Never too fond of the vampire lifestyle anyway, Dalton agrees to help Elvis and his
human cohorts find a cure for vampirism, placing him at odds with Bromley and the authorities,
many of whom feel there's nothing to cure. With a blood substitute, Bromley could maximize
profits, while allowing the human race to repopulate and serve as food for the more affluent
vampires.
Daybreakers is quick-paced and visually striking, sucking viewers into its
compelling setting and offering a decent plot to boot. But things get a bit messy, both literally
and figuratively, in the final act, as the narrative is thrown by the wayside and all hell seems
to break loose.
Hawke is convincing as Dalton, playing his protagonist as a film-noir
vampire, weary of his world, seeking some sort of redemption, and chain-smoking throughout.
Dafoe takes a different approach, breathing life into an otherwise dead world and having a
good time doing so. He gleefully hams it up, playing Elvis as a crossbow-toting badass, provoking
unexpected chuckles during otherwise ominous moments.

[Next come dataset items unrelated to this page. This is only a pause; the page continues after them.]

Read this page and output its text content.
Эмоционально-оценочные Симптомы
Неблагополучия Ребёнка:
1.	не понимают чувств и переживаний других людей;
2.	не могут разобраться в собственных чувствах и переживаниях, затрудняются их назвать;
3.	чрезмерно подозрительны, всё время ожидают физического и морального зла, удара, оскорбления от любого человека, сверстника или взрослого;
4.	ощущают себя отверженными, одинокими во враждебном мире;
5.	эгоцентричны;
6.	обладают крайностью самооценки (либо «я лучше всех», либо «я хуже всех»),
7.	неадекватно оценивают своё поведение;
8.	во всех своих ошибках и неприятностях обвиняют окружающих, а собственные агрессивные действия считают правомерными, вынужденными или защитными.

Neill plays an effective villain
and, as usual, is a pleasure to watch, though his limited screen time makes Bromley less than
memorable, a fate reserved for most of Daybreakers' characters - two-dimensional, but aware of the
fact.
Instead, Daybreakers thrives in its concept, a fresh take on a stale genre. Its moody
setting grips viewers right away, offering a ghoulish glimpse into the night-to-night goings-on in
this nocturnal city, from undead children wised well beyond their years to the paled baristas
grinding beans next to blood bags.
If more time were spent exploring this culture and
building its characters, Daybreakers would have been that much better. As it is, it's still a
bloody good time.
Daybreakers, rated R for strong bloody violence, language and brief nudity,
is playing at Regal Cinema 7 in Boone.